All other monthly payments: £400-£600 to pay my parents (who live abroad and are unfortunately completely utterly bankrupt). I wish I could contribute more and this is an ongoing problem that my brain and I have about feeling guilt/shame for not supporting them more while trying to enjoy myself and save for my future etc. £30 phone, £80 joint life insurance. Subscriptions: £420 annual GMC membership, £600 annual mandatory memberships to other professional groups, £30 monthly BMA (British Medical Association), £40 milk/egg delivery, £12 Specsavers contacts. £19 new gym membership (I had pretty bad PTSD post-COVID so it took me a while to feel comfortable doing stuff that I did pre-COVID. It was very emotional leaving my first spinning class after so long!).
Did you participate in any form of higher education? If yes, how did you pay for it? 
My parents really value education and really believed that the way to be independent and financially secure was through higher education. They now backtrack and say they think they failed me and my siblings because they made some terrible financial investments and choices and so I have ended up supporting them. I have wasted a lot of emotional energy trying to unpack this all. My parents paid for my tuition for the first few years and then declared bankruptcy, so I took out a loan to pay for my final year of tuition. I will be paying this back for a while (total 32k).
Growing up, what kind of conversations did you have about money?
Complicated. There were never frank conversations about money but as a kid, I overheard so much stress over money (which in retrospect was the “beginning of the end” with regards to them declaring bankruptcy). All of the financial health that I have gained since is self-taught (after also lots of trial and error). My husband is pretty financially risky sometimes (he has a similar poor relationship with money) so it’s been a work in progress trying to make better financial decisions in life.

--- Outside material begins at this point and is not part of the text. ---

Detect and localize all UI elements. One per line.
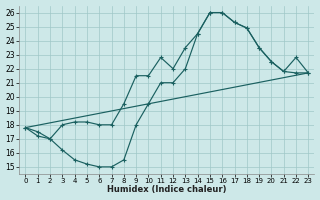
- X-axis label: Humidex (Indice chaleur): Humidex (Indice chaleur): [107, 185, 227, 194]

If you have, when did you move out of your parents/guardians house?
I moved out when I was 18 for medical school and never moved back in.
At what age did you become financially responsible for yourself? Does anyone else cover any aspects of your financial life?
I would say around age 21 when I had to figure out how to get my tuition and get a job. I was pretty lucky up until that point but I did feel like a deer caught in the headlights when that privilege suddenly disappeared. 
What was your first job and why did you get it?
The first job I took on was during medical school as a healthcare assistant. I would work weekends to try and save for my expenses at university. It was hard work and as a doctor now, my respect for my wonderful nursing colleagues is 1,000% because I know what a physically and emotionally draining job that is for little pay (they should not accept the terrible 5% offer they have received recently, they are worth so much more).
Do you worry about money now?
Yes. I have been qualified as a doctor for nearly eight years but I am still a “junior doctor.” I proudly stood by my colleagues and joined in the non-media-covered junior doctor strikes. I believe for the number of hours we work, the type of work we do and the fact our pays have not gone up since 2008, what we get paid is ridiculous and is a political choice by the government to underfund the NHS in order to dismantle it slowly but surely. The lovely media of course covers this as us asking for a 35% pay rise when it's actually pay restoration, in line with inflation. I am not worth 26% less than my colleagues in 2008.
Do you or have you ever received passive or inherited income?
My tuition was paid by my parents until my final year.